- From: Al Gilman <asg@severn.wash.inmet.com>
- Date: Wed, 22 Nov 1995 16:24:08 -0500 (EST)
- To: moore@cs.utk.edu (Keith Moore)
- Cc: asg@severn.wash.inmet.com, moore@cs.utk.edu, ietf-types@uninett.no, uri@bunyip.com
To follow up on what Keith Moore said ... Perhaps it's best to think of it this way: 1. content-ids and message-ids aren't URLs. Yes. 2. notwithstanding #1, it may be useful to extend the URL notation to allow references to content-ids and/or message-ids. Yes. (they aren't necessarily URNs, either...though they have some of the desirable characteristics of URNs, and they might someday be incorporated into a URN name space.) Well, almost consensus. They meet Roy's semantic test. I kept referring to URI language because I had just read RFC 1808 on relative URLs and the generic syntax there is talked about as a generic URI syntax. That's where I picked that up. I am not presuming that URN status would change the syntax one whit. It is a difference in what you expect from the citation.
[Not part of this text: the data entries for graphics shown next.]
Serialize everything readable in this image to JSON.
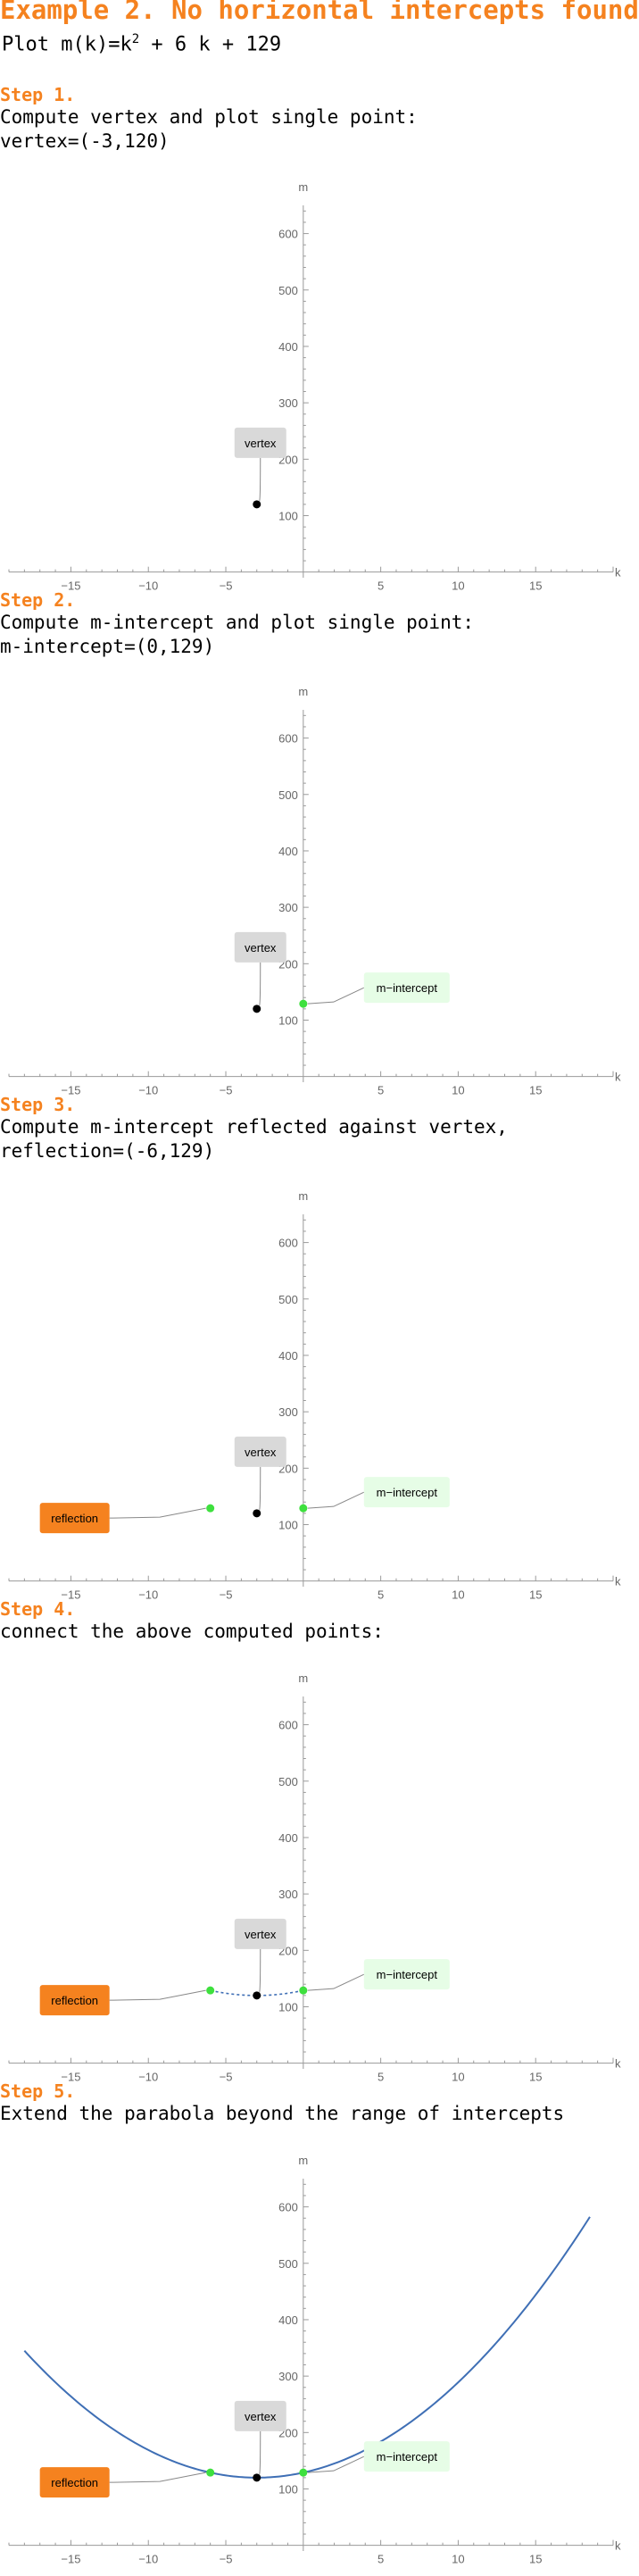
{
  "header": {
    "title": "Example 2. No horizontal intercepts found",
    "plot_prefix": "Plot m(k)=k",
    "plot_exponent": "2",
    "plot_suffix": " + 6 k + 129"
  },
  "steps": [
    {
      "head": "Step 1.",
      "lines": [
        "Compute vertex and plot single point:",
        "vertex=(-3,120)"
      ]
    },
    {
      "head": "Step 2.",
      "lines": [
        "Compute m-intercept and plot single point:",
        "m-intercept=(0,129)"
      ]
    },
    {
      "head": "Step 3.",
      "lines": [
        "Compute m-intercept reflected against vertex,",
        "reflection=(-6,129)"
      ]
    },
    {
      "head": "Step 4.",
      "lines": [
        "connect the above computed points:"
      ]
    },
    {
      "head": "Step 5.",
      "lines": [
        "Extend the parabola beyond the range of intercepts"
      ]
    }
  ],
  "colors": {
    "accent": "#f5821f",
    "curve": "#3f6fb5",
    "point_intercept": "#3ee03e",
    "point_vertex": "#000000",
    "vertex_label_bg": "#d9d9d9",
    "intercept_label_bg": "#e6fde6",
    "reflection_label_bg": "#f5821f"
  },
  "chart_data": [
    {
      "type": "scatter",
      "xlabel": "k",
      "ylabel": "m",
      "xlim": [
        -19,
        20
      ],
      "ylim": [
        -10,
        650
      ],
      "xticks": [
        -15,
        -10,
        -5,
        5,
        10,
        15
      ],
      "yticks": [
        100,
        200,
        300,
        400,
        500,
        600
      ],
      "points": [
        {
          "x": -3,
          "y": 120,
          "label": "vertex"
        }
      ],
      "curve": null
    },
    {
      "type": "scatter",
      "xlabel": "k",
      "ylabel": "m",
      "xlim": [
        -19,
        20
      ],
      "ylim": [
        -10,
        650
      ],
      "xticks": [
        -15,
        -10,
        -5,
        5,
        10,
        15
      ],
      "yticks": [
        100,
        200,
        300,
        400,
        500,
        600
      ],
      "points": [
        {
          "x": -3,
          "y": 120,
          "label": "vertex"
        },
        {
          "x": 0,
          "y": 129,
          "label": "m-intercept"
        }
      ],
      "curve": null
    },
    {
      "type": "scatter",
      "xlabel": "k",
      "ylabel": "m",
      "xlim": [
        -19,
        20
      ],
      "ylim": [
        -10,
        650
      ],
      "xticks": [
        -15,
        -10,
        -5,
        5,
        10,
        15
      ],
      "yticks": [
        100,
        200,
        300,
        400,
        500,
        600
      ],
      "points": [
        {
          "x": -3,
          "y": 120,
          "label": "vertex"
        },
        {
          "x": 0,
          "y": 129,
          "label": "m-intercept"
        },
        {
          "x": -6,
          "y": 129,
          "label": "reflection"
        }
      ],
      "curve": null
    },
    {
      "type": "line",
      "xlabel": "k",
      "ylabel": "m",
      "xlim": [
        -19,
        20
      ],
      "ylim": [
        -10,
        650
      ],
      "xticks": [
        -15,
        -10,
        -5,
        5,
        10,
        15
      ],
      "yticks": [
        100,
        200,
        300,
        400,
        500,
        600
      ],
      "points": [
        {
          "x": -3,
          "y": 120,
          "label": "vertex"
        },
        {
          "x": 0,
          "y": 129,
          "label": "m-intercept"
        },
        {
          "x": -6,
          "y": 129,
          "label": "reflection"
        }
      ],
      "curve": {
        "a": 1,
        "b": 6,
        "c": 129,
        "from": -6,
        "to": 0,
        "style": "dashed"
      }
    },
    {
      "type": "line",
      "xlabel": "k",
      "ylabel": "m",
      "xlim": [
        -19,
        20
      ],
      "ylim": [
        -10,
        650
      ],
      "xticks": [
        -15,
        -10,
        -5,
        5,
        10,
        15
      ],
      "yticks": [
        100,
        200,
        300,
        400,
        500,
        600
      ],
      "points": [
        {
          "x": -3,
          "y": 120,
          "label": "vertex"
        },
        {
          "x": 0,
          "y": 129,
          "label": "m-intercept"
        },
        {
          "x": -6,
          "y": 129,
          "label": "reflection"
        }
      ],
      "curve": {
        "a": 1,
        "b": 6,
        "c": 129,
        "from": -18,
        "to": 18.5,
        "style": "solid"
      }
    }
  ]
}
The rabbit out of the hat trick I was trying to pull was to call the mid: scheme by the ambiguous "URI" term to get it through standardization, and then after the fact come back and say "Poof! You already _have_ an example of a URN scheme!" Issues: 1. the minor matter of the punctuation in: scheme-name: "message-unique@path-to-host" punctuation "part-unique@blah-blah-blah" punctuation ::= # | ? | / ; Resolve at meeting 2. I wanted to turn on header encoding in parameters, thus: (after the above) *( ; header-name=header-value-phrase ) header-name ; per RFC 822 header-value-phrase ; per RFC 822 quoted and escaped asreq. Is good for legacy multi-mode, multi-server objects like FAQs.